Reflexão Dar coerência ao sistema

J.-M. Nobre-Correia, professor emérito da Université Libre de Bruxelles (ULB)

O atual enquadramento legal das eleições autárquicas, da composição dos executivos municipais como das juntas de freguesia, encerra de facto a democracia representativa num espartilho demasiado dirigista, autoritário…


A legislação que regulamenta a constituição das juntas de freguesias e dos executivos municipais é inacreditavelmente absurda. E se há quem duvide que assim seja, veja os imbróglios nascidos das últimas eleições autárquicas. E as situações que têm impedido a constituição de alguns executivos e riscam paralisar o funcionamento de outros nos próximos tempos.

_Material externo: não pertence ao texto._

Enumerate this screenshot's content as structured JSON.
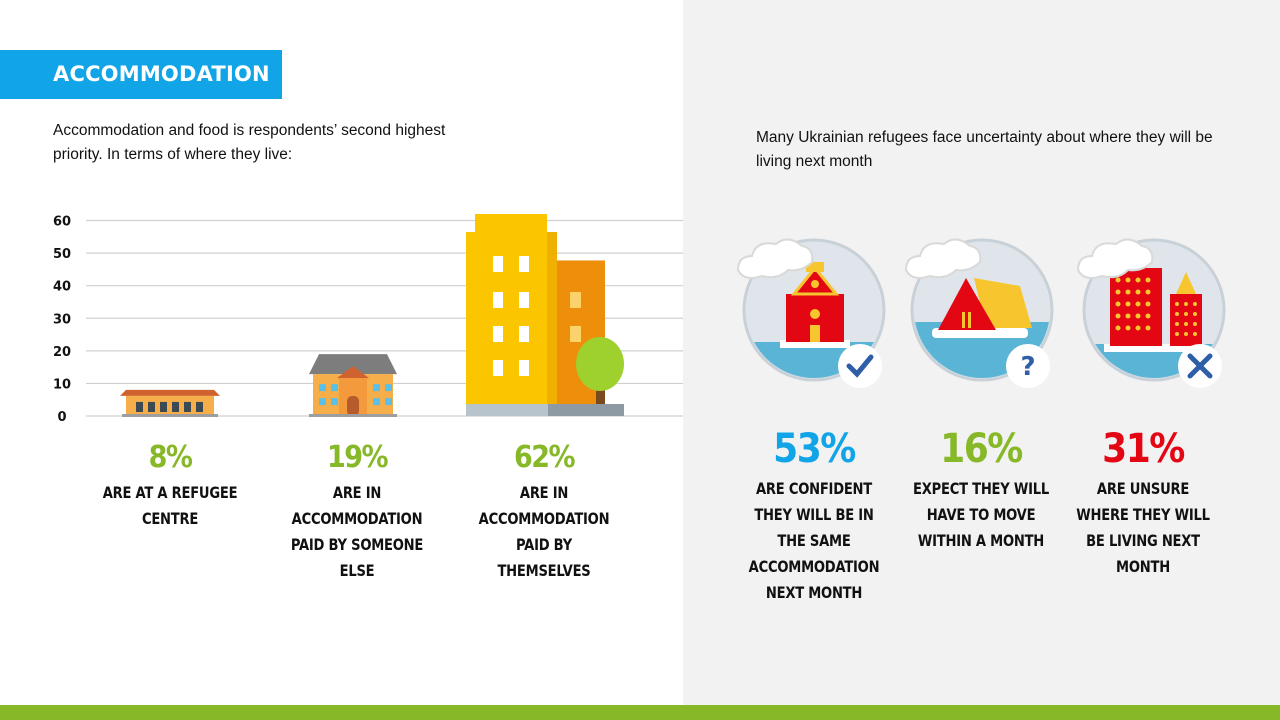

Na sua edição de 28 de novembro, dois meses depois das eleições, o Jornal do Fundão evocava cinco situações de “impasse autárquico” no distrito de Castelo Branco : “três na Covilhã, uma em Castelo Branco e outra em Penamacor”. E o jornal acrescentava : “A falta de entendimento entre as candidaturas eleitas está a impedir a constituição do órgão executivo (Junta) e deliberativo (Assembleia de Freguesia). Nalguns casos, as diferentes listas eleitas para a oposição uniram-se, formando-se assim maioria e isolando o presidente da Junta eleito”. Mas quantas outras mais situações de “impasse” não haverá por essa Beira e esse país fora !…

A absurdidade da legislação salta aos olhos. Os eleitores são chamados a escolher os seus representantes na assembleia municipal, mas também, num escrutínio distinto, os membros do executivo municipal. E, em matéria de juntas de freguesia, o cabeça da lista mais votada será obrigatoriamente presidente. Quer isto dizer que, na prática, há sérias probabilidades para que os executivos dos municípios ou das freguesias se encontrem em posição minoritária, “de mãos atadas”, perante assembleias dominadas pelas listas adversas.

Transpondo os princípios desta legislação para o plano nacional, era como se tivéssemos que eleger, em dois escrutínios diferentes, os membros da Assembleia da República no primeiro e a equipa governamental no segundo. Correndo o risco de se ter escolhido um governo permanentemente minoritário no parlamento e, desde logo, incapaz de assumir os destino do país.

Em termos de democracia representativa, uma junta de freguesia, um executivo municipal e um governo nacional têm que emanar da assembleia que dispõe do poder de controlar a sua ação. E, da mesma maneira que o líder do partido mais votado é convidado pelo presidente da República a constituir o governo, o governador civil (ou a entidade que o vier eventualmente a substituir), representante supremo do Estado no distrito, deverá propor ao líder da lista mais votada que constitua o seu executivo municipal ou de freguesia.

Este líder da lista mais votada disporia então de um tempo limitado a breves (três ?) semanas para conseguir este objetivo. Em caso de insucesso, o governador civil (ou quem o vier substituir) deveria encarregar o líder da segunda lista mais votada a tentar constituir um executivo maioritário de coligação. E procedendo em seguida de igual modo em caso de insucesso.

Esgotadas todas as hipóteses possíveis do leque político municipal ou local, o governador civil deveria poder propor ao Ministério da Administração Interna a convocação, no curto espaço de tempo previsto atualmente pela lei (três meses), de novas eleições municipais ou de freguesia. Porque só assim é que o espírito mesmo da democracia representativa poderá ser respeitado e preservado.

Quarenta anos depois do regresso da democracia, há que dar coerência ao sistema e reconhecer aos cidadãos a plenitude de um direito e também de um dever de maturidade que lhes imponha escolher os seus representantes nas diferentes estruturas da administração local. Sem que isto se traduza na aceitação forçada de um espartilho que condicione seriamente os direitos democráticos do cidadão lá onde ele vive precisamente o seu dia-a-dia e onde lhe é mais fácil decidir em conhecimento de causa [i]


[i] Ver a propósito do sistema eleitoral para as autárquicas

Nobre-Correia J.-M., « Democratizar o sistema », in Notas de Circunstância, n° 1, setembro de 2013,

Lourenço L., « Melhorar o sistema », in Notas de Circunstância, n° 3, novembro de 2013.